When setting out on the mystical path, one will undoubtedly come across the crown jewel of all spiritual teachings,

“Attachment is the root of all suffering.” -Gautama Buddha

Though, now a commonly held platitude for the quasi-enlightened, there is still some merit to this mantra.

Sure, because we are attached, we do feel some sense of suffering towards what it is that we are attached to; for whatever we attach ourselves to, we subconsciously know that one day it will all end — because life is impermanent. However, beyond our aversion towards loss and propensity towards gain, we must realize that both loss and gain are simply the nature of duality as a whole.

Everything in this world is a bi-product of duality: creation begets destruction; happiness evokes sadness; existence suggests non-existence. Thus, when one finds themselves becoming overly-attached to one end of the spectrum (happiness, let's say), the other end will inevitably pull them down as they come face-to-face with their own loss-aversion (sadness, in this case). It is this interplay between craving and aversion that creates suffering. As humans, we are naturally hardwired for pleasure — which, in turn, creates our innate desire to seek out more pleasure; the impetus for our attached-states. But is attachment really a bad thing?

Examining the mantra further, “Attachment is the root of all suffering,” can we not say that this in itself is an attachment? The more we strive for non-attachment, the harder it is for us to attain. A true paradox of mind. The more we are told not to think of the White Bear, the more the mind will naturally gravitate towards that direction.

The truth is, all life is an attachment. Regardless of if you're doing something you crave or something you are adverse to, you are attached. The simple act of doer-ship begets an attachment towards the doing. Unquestionably, without attachment, we would not be here; we would not be living; nor would we ever have any chance at living the life we want to live.

Take someone truly devoid of all attachment — would they pursue their inspiration? Why would they? They are unattached to their source. Take someone truly devoid of all attachment — would they get out of bed in the morning? Why would they? They are unattached to the world around them. Take someone truly devoid of all attachment — would they nourish the body to keep it alive? Why would they? They are unattached to even the vessel that holds their consciousness.
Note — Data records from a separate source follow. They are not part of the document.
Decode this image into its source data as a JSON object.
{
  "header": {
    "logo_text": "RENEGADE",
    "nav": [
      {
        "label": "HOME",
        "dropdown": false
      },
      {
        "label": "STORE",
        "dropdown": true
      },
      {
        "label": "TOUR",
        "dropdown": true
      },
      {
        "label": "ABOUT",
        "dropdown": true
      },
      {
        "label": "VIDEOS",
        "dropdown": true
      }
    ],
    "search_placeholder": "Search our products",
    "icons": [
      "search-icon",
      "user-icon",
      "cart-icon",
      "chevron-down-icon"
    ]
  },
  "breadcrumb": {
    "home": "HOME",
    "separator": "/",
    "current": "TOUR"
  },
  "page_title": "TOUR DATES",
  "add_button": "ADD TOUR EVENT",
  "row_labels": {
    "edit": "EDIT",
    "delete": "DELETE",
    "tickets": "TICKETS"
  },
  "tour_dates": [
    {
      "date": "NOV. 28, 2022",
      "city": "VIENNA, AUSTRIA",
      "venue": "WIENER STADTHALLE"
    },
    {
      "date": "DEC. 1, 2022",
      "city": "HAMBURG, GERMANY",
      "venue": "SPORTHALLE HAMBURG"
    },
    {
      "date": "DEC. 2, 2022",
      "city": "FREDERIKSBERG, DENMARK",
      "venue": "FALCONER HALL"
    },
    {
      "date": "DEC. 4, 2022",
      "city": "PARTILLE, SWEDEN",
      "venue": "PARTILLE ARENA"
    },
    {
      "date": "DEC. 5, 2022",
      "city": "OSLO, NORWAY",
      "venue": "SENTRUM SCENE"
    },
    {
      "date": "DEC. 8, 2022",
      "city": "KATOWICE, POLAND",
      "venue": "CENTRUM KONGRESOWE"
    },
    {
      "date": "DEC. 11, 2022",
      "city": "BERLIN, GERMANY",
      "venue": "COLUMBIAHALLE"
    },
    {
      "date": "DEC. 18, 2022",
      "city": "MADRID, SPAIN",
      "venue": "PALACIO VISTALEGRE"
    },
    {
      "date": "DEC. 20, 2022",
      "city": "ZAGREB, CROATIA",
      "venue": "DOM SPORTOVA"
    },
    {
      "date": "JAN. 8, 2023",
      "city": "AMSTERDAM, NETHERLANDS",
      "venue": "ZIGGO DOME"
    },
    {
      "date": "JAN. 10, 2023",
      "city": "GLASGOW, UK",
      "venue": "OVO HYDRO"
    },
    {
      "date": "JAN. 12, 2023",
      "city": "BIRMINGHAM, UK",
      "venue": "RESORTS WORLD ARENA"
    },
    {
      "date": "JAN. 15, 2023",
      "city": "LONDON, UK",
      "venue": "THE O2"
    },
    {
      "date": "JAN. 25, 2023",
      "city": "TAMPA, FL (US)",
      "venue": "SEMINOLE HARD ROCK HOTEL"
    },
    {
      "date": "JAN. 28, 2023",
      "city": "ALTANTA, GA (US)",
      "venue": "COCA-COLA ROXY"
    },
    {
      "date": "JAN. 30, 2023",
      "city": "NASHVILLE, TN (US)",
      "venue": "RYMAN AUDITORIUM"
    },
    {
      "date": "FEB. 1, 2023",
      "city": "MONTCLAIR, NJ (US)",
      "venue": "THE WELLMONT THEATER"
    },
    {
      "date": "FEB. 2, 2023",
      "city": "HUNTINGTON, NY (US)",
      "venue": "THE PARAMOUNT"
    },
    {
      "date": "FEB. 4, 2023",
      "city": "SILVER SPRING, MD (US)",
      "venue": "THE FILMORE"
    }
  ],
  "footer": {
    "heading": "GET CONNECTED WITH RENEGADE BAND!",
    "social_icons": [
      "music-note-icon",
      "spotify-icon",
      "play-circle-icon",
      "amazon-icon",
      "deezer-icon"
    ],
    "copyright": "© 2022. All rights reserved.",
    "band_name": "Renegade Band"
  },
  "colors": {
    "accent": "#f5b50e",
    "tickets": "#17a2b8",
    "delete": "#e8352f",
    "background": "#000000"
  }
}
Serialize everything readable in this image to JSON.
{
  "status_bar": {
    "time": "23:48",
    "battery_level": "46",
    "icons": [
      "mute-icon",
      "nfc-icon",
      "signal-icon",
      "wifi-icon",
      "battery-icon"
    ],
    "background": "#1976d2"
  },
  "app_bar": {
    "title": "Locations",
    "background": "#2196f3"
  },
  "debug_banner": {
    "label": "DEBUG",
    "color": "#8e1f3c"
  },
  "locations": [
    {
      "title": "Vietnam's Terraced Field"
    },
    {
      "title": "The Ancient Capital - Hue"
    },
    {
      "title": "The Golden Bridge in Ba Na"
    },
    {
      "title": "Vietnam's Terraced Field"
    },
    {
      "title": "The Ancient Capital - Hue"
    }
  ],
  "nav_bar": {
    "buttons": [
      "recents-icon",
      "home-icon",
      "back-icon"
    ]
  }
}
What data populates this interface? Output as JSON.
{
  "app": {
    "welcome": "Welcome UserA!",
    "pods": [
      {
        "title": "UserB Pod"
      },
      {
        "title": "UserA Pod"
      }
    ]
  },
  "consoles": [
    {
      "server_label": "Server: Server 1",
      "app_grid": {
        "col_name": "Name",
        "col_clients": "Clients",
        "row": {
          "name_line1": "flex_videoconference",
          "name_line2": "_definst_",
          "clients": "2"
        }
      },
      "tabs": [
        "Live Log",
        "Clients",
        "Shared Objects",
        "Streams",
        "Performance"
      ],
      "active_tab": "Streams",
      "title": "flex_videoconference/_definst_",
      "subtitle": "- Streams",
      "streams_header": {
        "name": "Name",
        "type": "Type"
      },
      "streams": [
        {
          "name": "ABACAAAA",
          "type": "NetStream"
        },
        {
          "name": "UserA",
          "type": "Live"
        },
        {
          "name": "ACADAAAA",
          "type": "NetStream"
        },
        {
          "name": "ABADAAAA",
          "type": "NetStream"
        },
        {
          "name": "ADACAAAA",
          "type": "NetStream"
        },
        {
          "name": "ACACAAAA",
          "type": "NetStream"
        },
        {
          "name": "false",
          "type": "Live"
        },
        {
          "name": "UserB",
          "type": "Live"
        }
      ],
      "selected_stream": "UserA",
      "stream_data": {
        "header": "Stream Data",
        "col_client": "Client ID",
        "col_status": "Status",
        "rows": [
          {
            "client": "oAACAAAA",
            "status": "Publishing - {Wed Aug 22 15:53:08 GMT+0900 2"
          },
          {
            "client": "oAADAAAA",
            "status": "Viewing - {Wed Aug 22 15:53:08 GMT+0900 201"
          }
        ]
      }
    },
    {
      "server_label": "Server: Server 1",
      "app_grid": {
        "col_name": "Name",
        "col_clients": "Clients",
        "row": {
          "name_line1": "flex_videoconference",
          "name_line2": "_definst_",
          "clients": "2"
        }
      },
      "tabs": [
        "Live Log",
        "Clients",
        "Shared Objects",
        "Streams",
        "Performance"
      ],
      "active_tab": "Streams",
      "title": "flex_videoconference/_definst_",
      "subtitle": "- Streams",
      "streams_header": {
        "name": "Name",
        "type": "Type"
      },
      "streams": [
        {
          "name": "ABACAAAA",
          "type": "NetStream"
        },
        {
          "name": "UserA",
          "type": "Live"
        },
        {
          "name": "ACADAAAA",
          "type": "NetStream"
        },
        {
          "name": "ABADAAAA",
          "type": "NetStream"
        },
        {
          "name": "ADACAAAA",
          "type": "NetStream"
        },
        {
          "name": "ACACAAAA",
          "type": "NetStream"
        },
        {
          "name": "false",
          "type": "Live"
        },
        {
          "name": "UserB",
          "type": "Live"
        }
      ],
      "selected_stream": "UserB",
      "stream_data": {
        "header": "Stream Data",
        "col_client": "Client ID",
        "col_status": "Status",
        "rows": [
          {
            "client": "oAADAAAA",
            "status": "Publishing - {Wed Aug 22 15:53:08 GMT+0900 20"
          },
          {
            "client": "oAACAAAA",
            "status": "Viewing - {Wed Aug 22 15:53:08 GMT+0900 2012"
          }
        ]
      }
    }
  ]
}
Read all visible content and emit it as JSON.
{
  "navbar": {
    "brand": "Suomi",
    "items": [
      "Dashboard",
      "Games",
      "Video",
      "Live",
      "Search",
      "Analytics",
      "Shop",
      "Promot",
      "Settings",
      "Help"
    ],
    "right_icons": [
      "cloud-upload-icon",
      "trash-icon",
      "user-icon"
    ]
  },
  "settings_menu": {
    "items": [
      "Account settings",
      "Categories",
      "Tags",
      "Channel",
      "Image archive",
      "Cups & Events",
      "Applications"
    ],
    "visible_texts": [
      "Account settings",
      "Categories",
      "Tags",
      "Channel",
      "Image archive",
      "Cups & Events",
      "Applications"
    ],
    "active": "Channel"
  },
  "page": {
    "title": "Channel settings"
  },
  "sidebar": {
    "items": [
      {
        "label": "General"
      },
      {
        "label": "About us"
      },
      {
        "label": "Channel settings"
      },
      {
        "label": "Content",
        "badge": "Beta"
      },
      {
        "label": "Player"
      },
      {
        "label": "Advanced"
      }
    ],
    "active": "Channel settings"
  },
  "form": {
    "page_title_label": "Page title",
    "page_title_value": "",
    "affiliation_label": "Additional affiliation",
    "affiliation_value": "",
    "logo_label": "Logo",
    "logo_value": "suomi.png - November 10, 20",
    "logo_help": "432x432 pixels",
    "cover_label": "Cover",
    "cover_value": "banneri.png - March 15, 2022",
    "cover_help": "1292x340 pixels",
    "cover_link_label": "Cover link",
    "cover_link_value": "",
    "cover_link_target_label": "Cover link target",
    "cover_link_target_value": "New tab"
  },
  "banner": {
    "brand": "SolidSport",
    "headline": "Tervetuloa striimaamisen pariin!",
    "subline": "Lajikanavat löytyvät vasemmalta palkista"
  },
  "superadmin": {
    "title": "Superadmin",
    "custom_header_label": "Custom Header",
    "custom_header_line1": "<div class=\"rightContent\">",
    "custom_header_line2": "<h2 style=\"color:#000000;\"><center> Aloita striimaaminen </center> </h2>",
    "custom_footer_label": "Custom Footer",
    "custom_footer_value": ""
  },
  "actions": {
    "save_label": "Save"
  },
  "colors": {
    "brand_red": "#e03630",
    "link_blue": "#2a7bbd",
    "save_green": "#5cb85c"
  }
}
Exploring attachment to these extremes allows us to recognize for ourselves the importance of being attached. So, are attachments a bad thing? Of course not! We are birthed into this world by attachment. The key to suffering is not non-attachment, but perspective. Can we still be attached while accepting the duality of life; understanding that all things will someday end? Can we do, yet know that in the end all of our work will be undone? That is what it takes to flow freely in the present moment — the ability to exercise attached non-attachment.

Without attachment, Steve Jobs would have never pursued the Apple Computer. Without attachment, Albert Einstein would have never come up with the Theory Of Relativity. Without attachment, Kevin Hart would have never made us laugh. The key here is that each of them had the perspective of knowing that, 

“Sure, this may not be right, this may not work out, but it’s right and works for me. Failure is only a part of the journey. Ultimately, all I can do is continue doing what it is that I love to do because pursuing what I love is what makes me come alive!”

So, accept your attachments, pursue your passions, and chase what it is that is most pleasurable in your life — because at the end of the day, perspective is what will keep your head above water.

Do what you love and attach yourself to that!